Più politiche per diversi obiettivi e un unico fine

In genere quando si pensa a come risolvere il problema della fame nel mondo – spiegano i ricercatori – si parla di incremento produttivo e di crescita economica. Ma questo modello ha degli enormi costi perché impatta sull’ambiente: più si produce, più si inquinano acqua e aria, si emettono gas serra, si compromette la biodiversità. E questi costi saranno sempre più alti quando, nel 2050, ci saranno oltre due miliardi in più di individui da sfamare. 

L’approccio alternativo, invece, poggia su misure come gli aiuti alimentari, il sostegno al reddito, le reti di protezione, i voucher per l’acquisto dei prodotti alimentari. In questo modo si fornirebbe cibo a 410 milioni di persone che, in caso contrario, resterebbero denutrite. L’aumento di produzione agricola sarebbe contenuto nel 3% e quindi anche l’impatto sull’ambiente.

Per raggiungere invece l’Obiettivo di sviluppo sostenibile di “Porre fine alla fame, raggiungere la sicurezza alimentare, migliorare la nutrizione e promuovere un’agricoltura sostenibile” nel 2030 servirebbe invece un aumento del 20% della produzione alimentare, con un costo di 550 tonnellate di biossido di carbonio immesse nell’atmosfera.  

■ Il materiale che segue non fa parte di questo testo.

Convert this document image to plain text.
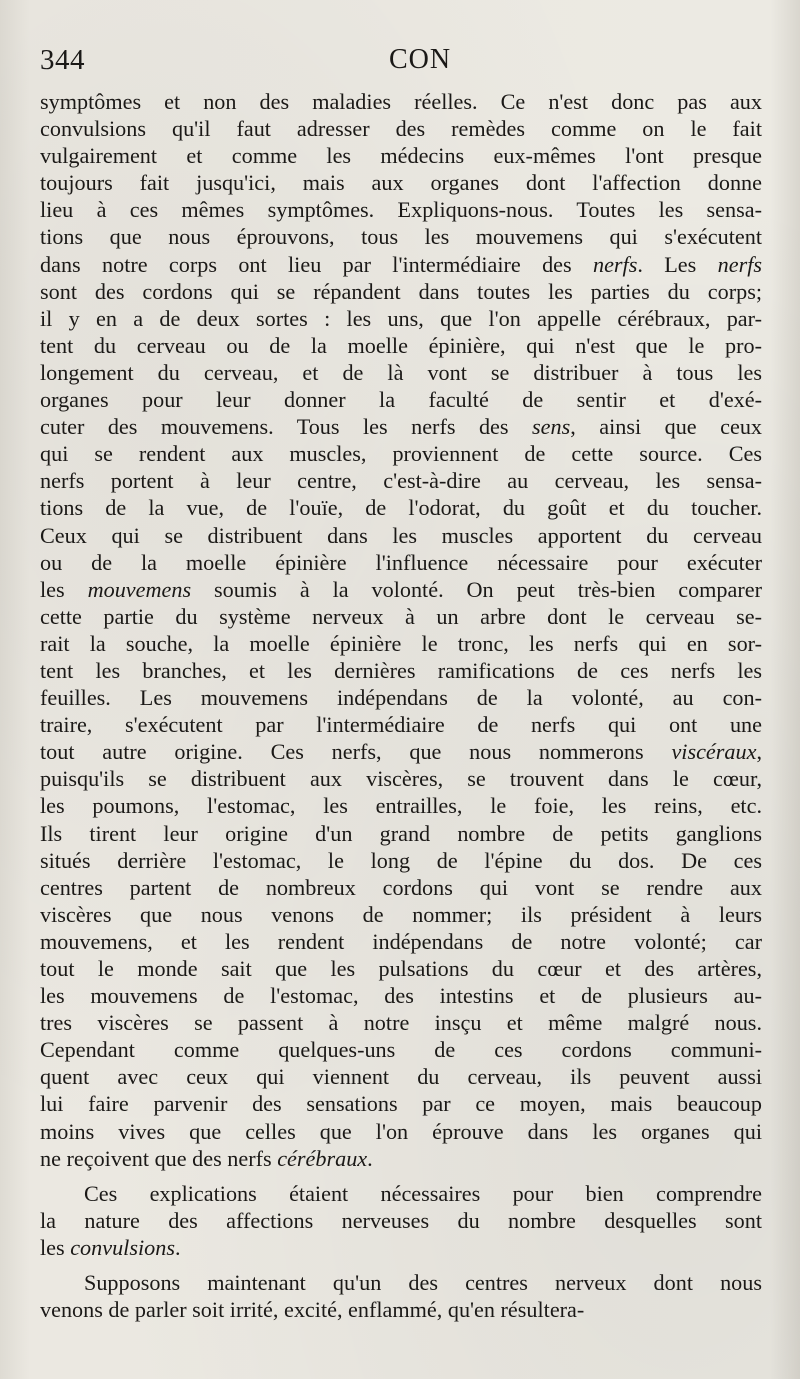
344	CON
symptômes et non des maladies réelles. Ce n'est donc pas aux
convulsions qu'il faut adresser des remèdes comme on le fait
vulgairement et comme les médecins eux-mêmes l'ont presque
toujours fait jusqu'ici, mais aux organes dont l'affection donne
lieu à ces mêmes symptômes. Expliquons-nous. Toutes les sensa-
tions que nous éprouvons, tous les mouvemens qui s'exécutent
dans notre corps ont lieu par l'intermédiaire des nerfs. Les nerfs
sont des cordons qui se répandent dans toutes les parties du corps;
il y en a de deux sortes : les uns, que l'on appelle cérébraux, par-
tent du cerveau ou de la moelle épinière, qui n'est que le pro-
longement du cerveau, et de là vont se distribuer à tous les
organes pour leur donner la faculté de sentir et d'exé-
cuter des mouvemens. Tous les nerfs des sens, ainsi que ceux
qui se rendent aux muscles, proviennent de cette source. Ces
nerfs portent à leur centre, c'est-à-dire au cerveau, les sensa-
tions de la vue, de l'ouïe, de l'odorat, du goût et du toucher.
Ceux qui se distribuent dans les muscles apportent du cerveau
ou de la moelle épinière l'influence nécessaire pour exécuter
les mouvemens soumis à la volonté. On peut très-bien comparer
cette partie du système nerveux à un arbre dont le cerveau se-
rait la souche, la moelle épinière le tronc, les nerfs qui en sor-
tent les branches, et les dernières ramifications de ces nerfs les
feuilles. Les mouvemens indépendans de la volonté, au con-
traire, s'exécutent par l'intermédiaire de nerfs qui ont une
tout autre origine. Ces nerfs, que nous nommerons viscéraux,
puisqu'ils se distribuent aux viscères, se trouvent dans le cœur,
les poumons, l'estomac, les entrailles, le foie, les reins, etc.
Ils tirent leur origine d'un grand nombre de petits ganglions
situés derrière l'estomac, le long de l'épine du dos. De ces
centres partent de nombreux cordons qui vont se rendre aux
viscères que nous venons de nommer; ils président à leurs
mouvemens, et les rendent indépendans de notre volonté; car
tout le monde sait que les pulsations du cœur et des artères,
les mouvemens de l'estomac, des intestins et de plusieurs au-
tres viscères se passent à notre insçu et même malgré nous.
Cependant comme quelques-uns de ces cordons communi-
quent avec ceux qui viennent du cerveau, ils peuvent aussi
lui faire parvenir des sensations par ce moyen, mais beaucoup
moins vives que celles que l'on éprouve dans les organes qui
ne reçoivent que des nerfs cérébraux.
Ces explications étaient nécessaires pour bien comprendre
la nature des affections nerveuses du nombre desquelles sont
les convulsions.
Supposons maintenant qu'un des centres nerveux dont nous
venons de parler soit irrité, excité, enflammé, qu'en résultera-
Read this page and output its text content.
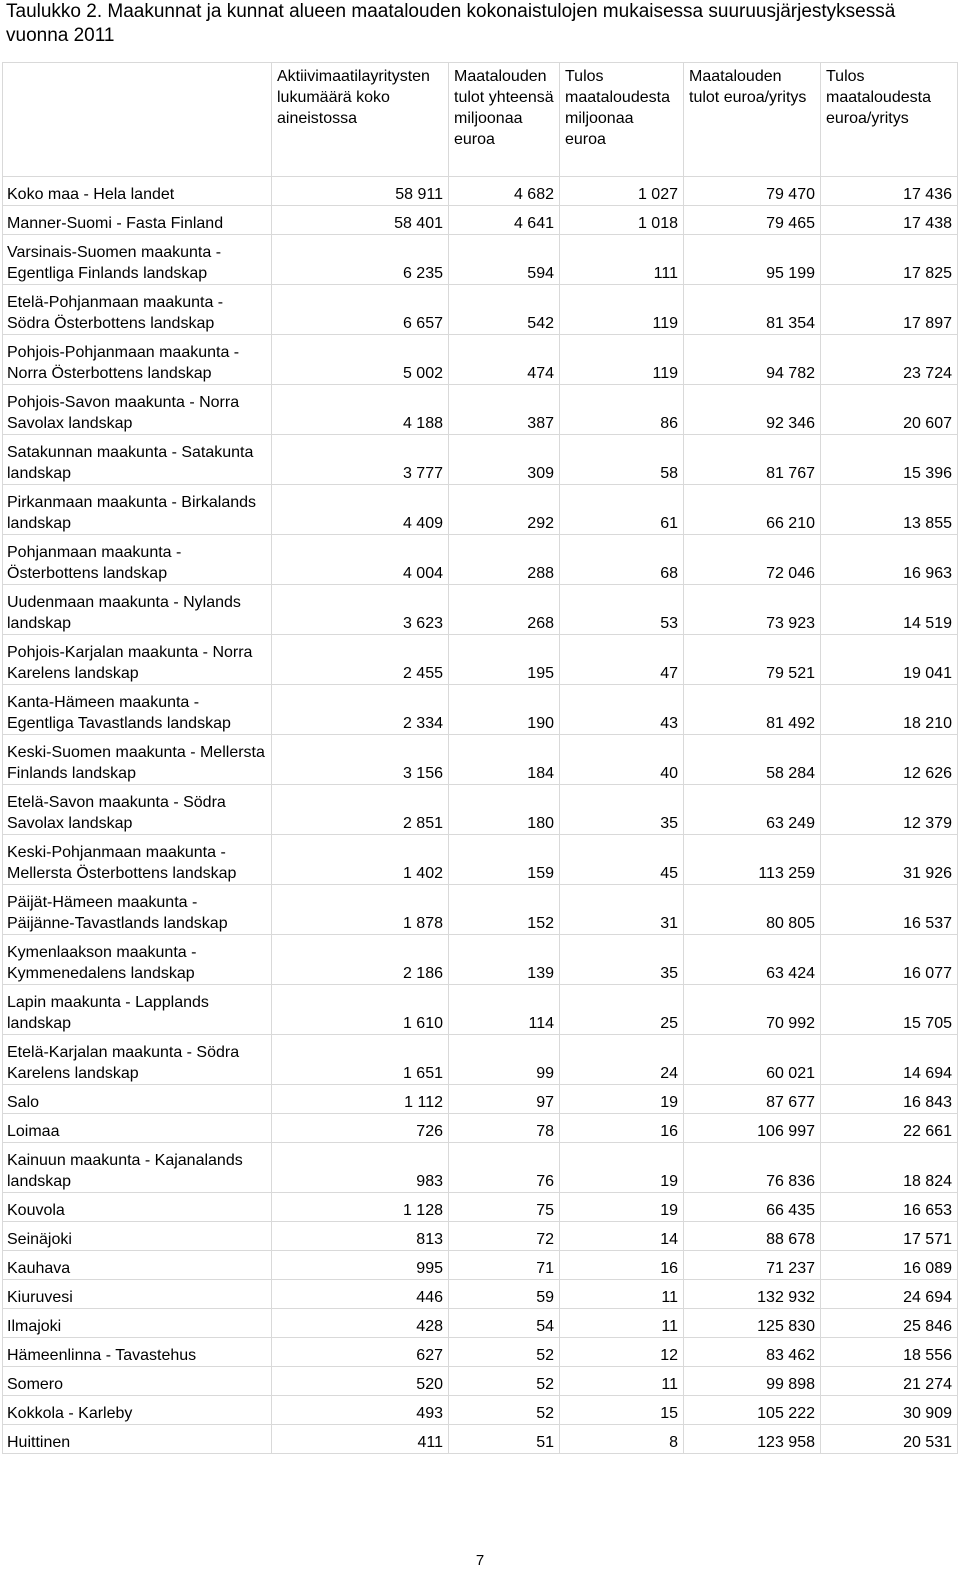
Taulukko 2. Maakunnat ja kunnat alueen maatalouden kokonaistulojen mukaisessa suuruusjärjestyksessä vuonna 2011
	Aktiivimaatilayritysten lukumäärä koko aineistossa	Maatalouden tulot yhteensä miljoonaa euroa	Tulos maataloudesta miljoonaa euroa	Maatalouden tulot euroa/yritys	Tulos maataloudesta euroa/yritys
Koko maa - Hela landet	58 911	4 682	1 027	79 470	17 436
Manner-Suomi - Fasta Finland	58 401	4 641	1 018	79 465	17 438
Varsinais-Suomen maakunta - Egentliga Finlands landskap	6 235	594	111	95 199	17 825
Etelä-Pohjanmaan maakunta - Södra Österbottens landskap	6 657	542	119	81 354	17 897
Pohjois-Pohjanmaan maakunta - Norra Österbottens landskap	5 002	474	119	94 782	23 724
Pohjois-Savon maakunta - Norra Savolax landskap	4 188	387	86	92 346	20 607
Satakunnan maakunta - Satakunta landskap	3 777	309	58	81 767	15 396
Pirkanmaan maakunta - Birkalands landskap	4 409	292	61	66 210	13 855
Pohjanmaan maakunta - Österbottens landskap	4 004	288	68	72 046	16 963
Uudenmaan maakunta - Nylands landskap	3 623	268	53	73 923	14 519
Pohjois-Karjalan maakunta - Norra Karelens landskap	2 455	195	47	79 521	19 041
Kanta-Hämeen maakunta - Egentliga Tavastlands landskap	2 334	190	43	81 492	18 210
Keski-Suomen maakunta - Mellersta Finlands landskap	3 156	184	40	58 284	12 626
Etelä-Savon maakunta - Södra Savolax landskap	2 851	180	35	63 249	12 379
Keski-Pohjanmaan maakunta - Mellersta Österbottens landskap	1 402	159	45	113 259	31 926
Päijät-Hämeen maakunta - Päijänne-Tavastlands landskap	1 878	152	31	80 805	16 537
Kymenlaakson maakunta - Kymmenedalens landskap	2 186	139	35	63 424	16 077
Lapin maakunta - Lapplands landskap	1 610	114	25	70 992	15 705
Etelä-Karjalan maakunta - Södra Karelens landskap	1 651	99	24	60 021	14 694
Salo	1 112	97	19	87 677	16 843
Loimaa	726	78	16	106 997	22 661
Kainuun maakunta - Kajanalands landskap	983	76	19	76 836	18 824
Kouvola	1 128	75	19	66 435	16 653
Seinäjoki	813	72	14	88 678	17 571
Kauhava	995	71	16	71 237	16 089
Kiuruvesi	446	59	11	132 932	24 694
Ilmajoki	428	54	11	125 830	25 846
Hämeenlinna - Tavastehus	627	52	12	83 462	18 556
Somero	520	52	11	99 898	21 274
Kokkola - Karleby	493	52	15	105 222	30 909
Huittinen	411	51	8	123 958	20 531
7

“Il cibo necessario per eliminare la fame e l’impatto negativo sull’ambiente sono contenuti se alla maggiore equità nella distribuzione alimentare si sommano un minore spreco alimentare, la limitazione del sovra-consumo delle risorse, la ricerca e lo sviluppo in agricoltura per aumentare i rendimenti delle colture nelle regioni in via di sviluppo”, conclude un altro autore dello studio Tomoko Hasegawa.